Introduction: Parkinson\rquote s disease (PD) is a human neurodegenerative disorder which is associated with a massive and progressive degeneration of dopaminergic neurons in subistantia nigra (SN). There is a strong evidence of an oxidative stress participates in the etiology of PD.
Materials and Methods: The rats were divided into sham-operated, experimental and vitamin E-treated groups. For anesthesia, a mixture of ketamine and xylazine was used (i.p.). The experimental group received 5ml of 0.9% saline containing 6-hydroxydoppamine (6-OHDA) and 2% ascorbic acid in addition to 0.8 ml/kg of propylene glycol (PG, i.m.), and sham-operated group received and identical volume of saline- ascorbate in left side of striatum. The vitamin E-treated group received D-a-tocopheryl acid succinate (24 I.U./Kg, i.m.) dissolved in PG, one hour before the surgery and three times a week for a month after the surgery. Tyrosine hydroxylase (TH) immunohistochemistry in SN and striatum was used as an index for the tratment efficacy.

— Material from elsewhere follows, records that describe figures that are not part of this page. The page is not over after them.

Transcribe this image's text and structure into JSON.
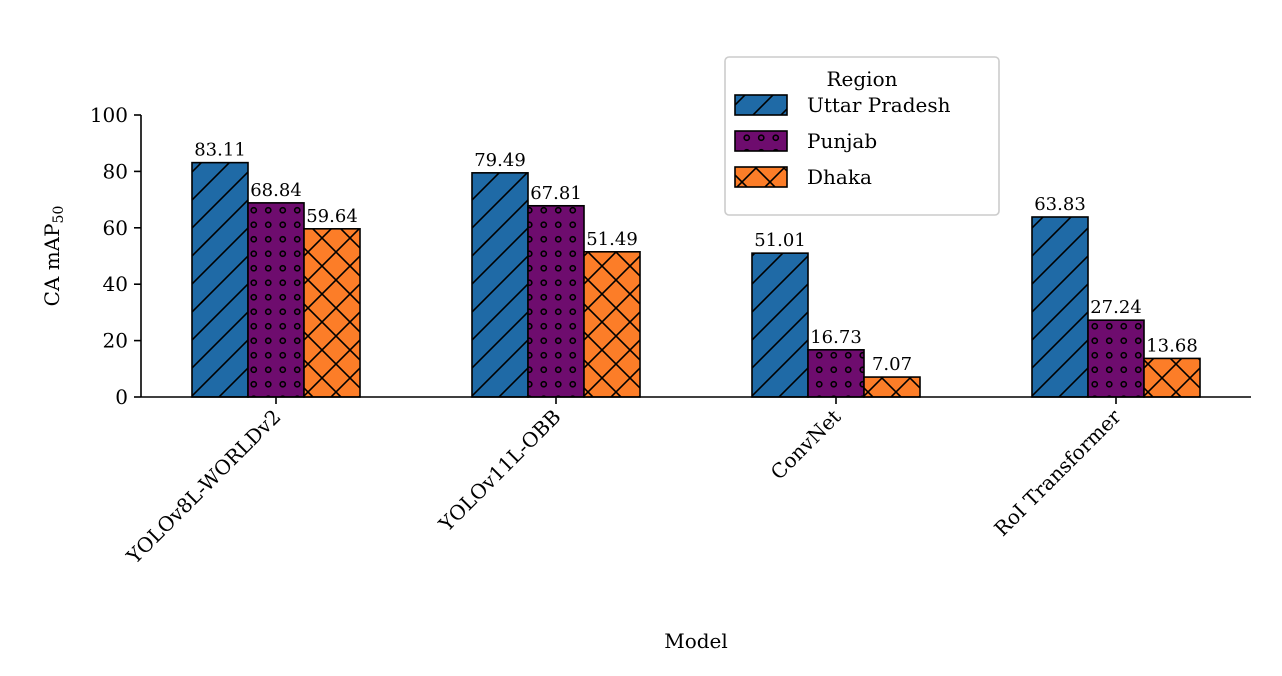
{
  "chart_data": {
    "type": "bar",
    "title": "",
    "xlabel": "Model",
    "ylabel": "CA mAP",
    "ylabel_subscript": "50",
    "ylim": [
      0,
      100
    ],
    "yticks": [
      0,
      20,
      40,
      60,
      80,
      100
    ],
    "ytick_labels": [
      "0",
      "20",
      "40",
      "60",
      "80",
      "100"
    ],
    "grid": false,
    "categories": [
      "YOLOv8L-WORLDv2",
      "YOLOv11L-OBB",
      "ConvNet",
      "RoI Transformer"
    ],
    "series": [
      {
        "name": "Uttar Pradesh",
        "color": "#1f6aa6",
        "hatch": "diagonal",
        "values": [
          83.11,
          79.49,
          51.01,
          63.83
        ],
        "labels": [
          "83.11",
          "79.49",
          "51.01",
          "63.83"
        ]
      },
      {
        "name": "Punjab",
        "color": "#6e0c6e",
        "hatch": "circles",
        "values": [
          68.84,
          67.81,
          16.73,
          27.24
        ],
        "labels": [
          "68.84",
          "67.81",
          "16.73",
          "27.24"
        ]
      },
      {
        "name": "Dhaka",
        "color": "#fc7d28",
        "hatch": "crosshatch",
        "values": [
          59.64,
          51.49,
          7.07,
          13.68
        ],
        "labels": [
          "59.64",
          "51.49",
          "7.07",
          "13.68"
        ]
      }
    ],
    "legend": {
      "title": "Region",
      "placement": "top-right"
    }
  }
}
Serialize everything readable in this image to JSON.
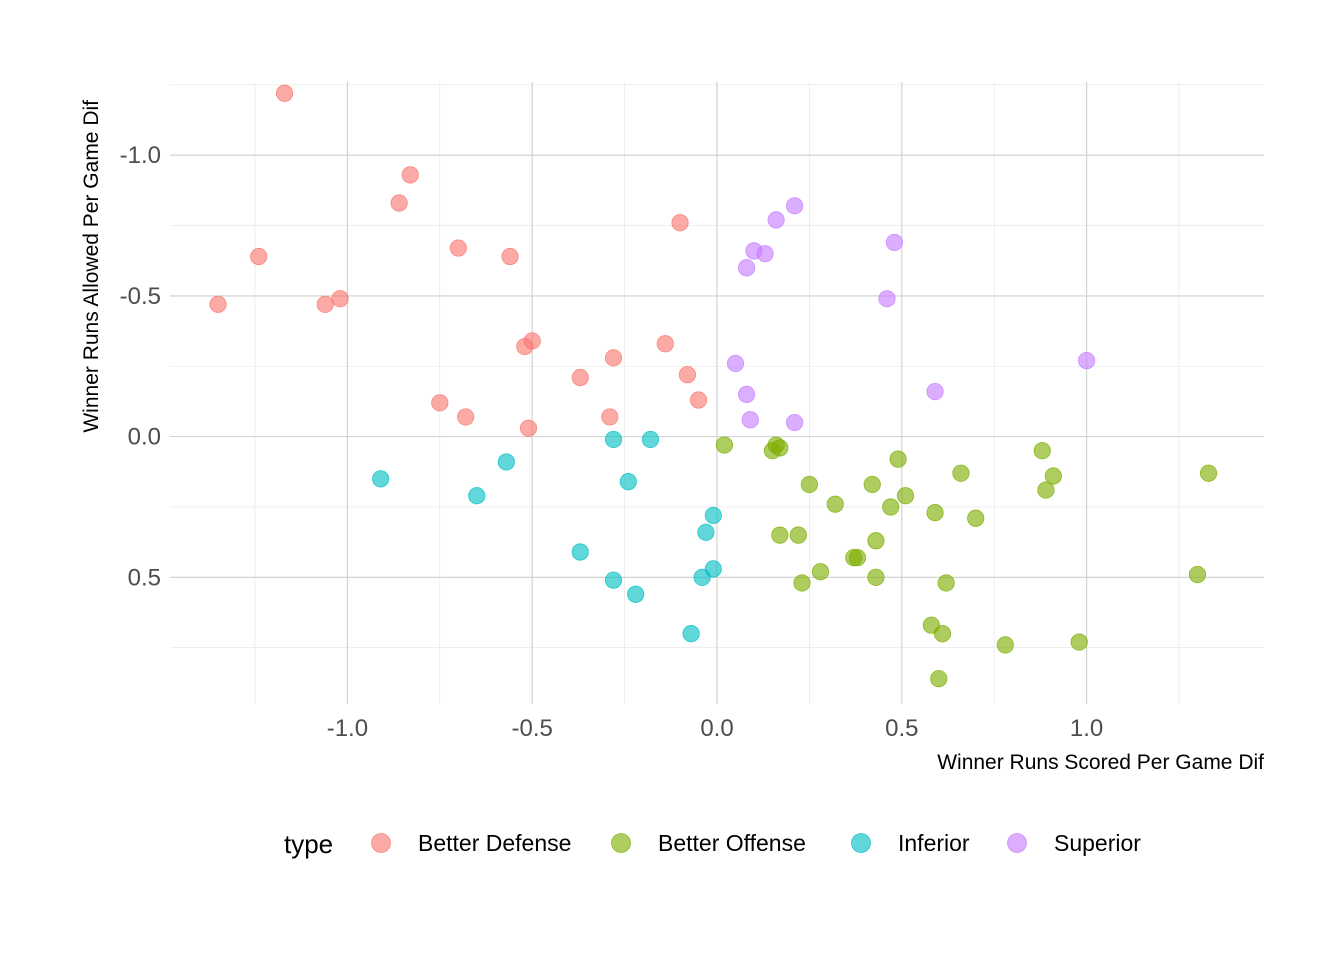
{
  "chart_data": {
    "type": "scatter",
    "xlabel": "Winner Runs Scored Per Game Dif",
    "ylabel": "Winner Runs Allowed Per Game Dif",
    "y_reversed": true,
    "xlim": [
      -1.48,
      1.48
    ],
    "ylim": [
      -1.26,
      0.95
    ],
    "x_ticks": [
      -1.0,
      -0.5,
      0.0,
      0.5,
      1.0
    ],
    "x_tick_labels": [
      "-1.0",
      "-0.5",
      "0.0",
      "0.5",
      "1.0"
    ],
    "y_ticks": [
      -1.0,
      -0.5,
      0.0,
      0.5
    ],
    "y_tick_labels": [
      "-1.0",
      "-0.5",
      "0.0",
      "0.5"
    ],
    "grid": true,
    "legend": {
      "title": "type",
      "position": "bottom"
    },
    "series": [
      {
        "name": "Better Defense",
        "color": "#F8766D",
        "points": [
          [
            -1.17,
            -1.22
          ],
          [
            -0.83,
            -0.93
          ],
          [
            -0.86,
            -0.83
          ],
          [
            -1.24,
            -0.64
          ],
          [
            -0.7,
            -0.67
          ],
          [
            -0.56,
            -0.64
          ],
          [
            -0.1,
            -0.76
          ],
          [
            -1.35,
            -0.47
          ],
          [
            -1.06,
            -0.47
          ],
          [
            -1.02,
            -0.49
          ],
          [
            -0.52,
            -0.32
          ],
          [
            -0.5,
            -0.34
          ],
          [
            -0.14,
            -0.33
          ],
          [
            -0.28,
            -0.28
          ],
          [
            -0.37,
            -0.21
          ],
          [
            -0.08,
            -0.22
          ],
          [
            -0.75,
            -0.12
          ],
          [
            -0.68,
            -0.07
          ],
          [
            -0.29,
            -0.07
          ],
          [
            -0.51,
            -0.03
          ],
          [
            -0.05,
            -0.13
          ]
        ]
      },
      {
        "name": "Better Offense",
        "color": "#7CAE00",
        "points": [
          [
            0.02,
            0.03
          ],
          [
            0.15,
            0.05
          ],
          [
            0.16,
            0.03
          ],
          [
            0.17,
            0.04
          ],
          [
            0.49,
            0.08
          ],
          [
            0.88,
            0.05
          ],
          [
            0.91,
            0.14
          ],
          [
            1.33,
            0.13
          ],
          [
            0.66,
            0.13
          ],
          [
            0.25,
            0.17
          ],
          [
            0.42,
            0.17
          ],
          [
            0.89,
            0.19
          ],
          [
            0.51,
            0.21
          ],
          [
            0.32,
            0.24
          ],
          [
            0.47,
            0.25
          ],
          [
            0.59,
            0.27
          ],
          [
            0.7,
            0.29
          ],
          [
            0.17,
            0.35
          ],
          [
            0.22,
            0.35
          ],
          [
            0.43,
            0.37
          ],
          [
            0.37,
            0.43
          ],
          [
            0.38,
            0.43
          ],
          [
            0.28,
            0.48
          ],
          [
            0.43,
            0.5
          ],
          [
            0.23,
            0.52
          ],
          [
            0.62,
            0.52
          ],
          [
            1.3,
            0.49
          ],
          [
            0.58,
            0.67
          ],
          [
            0.61,
            0.7
          ],
          [
            0.78,
            0.74
          ],
          [
            0.98,
            0.73
          ],
          [
            0.6,
            0.86
          ]
        ]
      },
      {
        "name": "Inferior",
        "color": "#00BFC4",
        "points": [
          [
            -0.28,
            0.01
          ],
          [
            -0.18,
            0.01
          ],
          [
            -0.57,
            0.09
          ],
          [
            -0.91,
            0.15
          ],
          [
            -0.65,
            0.21
          ],
          [
            -0.24,
            0.16
          ],
          [
            -0.01,
            0.28
          ],
          [
            -0.03,
            0.34
          ],
          [
            -0.37,
            0.41
          ],
          [
            -0.28,
            0.51
          ],
          [
            -0.22,
            0.56
          ],
          [
            -0.01,
            0.47
          ],
          [
            -0.04,
            0.5
          ],
          [
            -0.07,
            0.7
          ]
        ]
      },
      {
        "name": "Superior",
        "color": "#C77CFF",
        "points": [
          [
            0.21,
            -0.82
          ],
          [
            0.16,
            -0.77
          ],
          [
            0.48,
            -0.69
          ],
          [
            0.1,
            -0.66
          ],
          [
            0.13,
            -0.65
          ],
          [
            0.08,
            -0.6
          ],
          [
            0.46,
            -0.49
          ],
          [
            1.0,
            -0.27
          ],
          [
            0.05,
            -0.26
          ],
          [
            0.08,
            -0.15
          ],
          [
            0.59,
            -0.16
          ],
          [
            0.09,
            -0.06
          ],
          [
            0.21,
            -0.05
          ]
        ]
      }
    ]
  }
}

Results: The results, showed than an over all reduction (47%) in the number of TH immunoreactive (IR) neurons in the left SN-cell was observed in 6-OHDA lesioned group (P<0.005). However, the cell loss had attenuated to 18% in vitamin E-treated animals (P<0.05) compared with the right side. A non-significant difference in the number of TH-positive neurons between the sham-operated and the vitamin E-treated groups was noticed. A microscopic inspection of the injection site in the striatum revealed that in all treated animal, there was a dense halo of TH-IR fiber around the needle track. A grater loss of TH-IR fiber has been observed around the injection site in the experimental group.
Conclusion: Vitamin E-treatment can enhance the resistance and longitivity of dopaminergic nigral neurons against the oxidative stress induced by 6-OHDA. The results may prompt an interest in the use of vitamin E as a neuroprotective agent in the treatment of PD.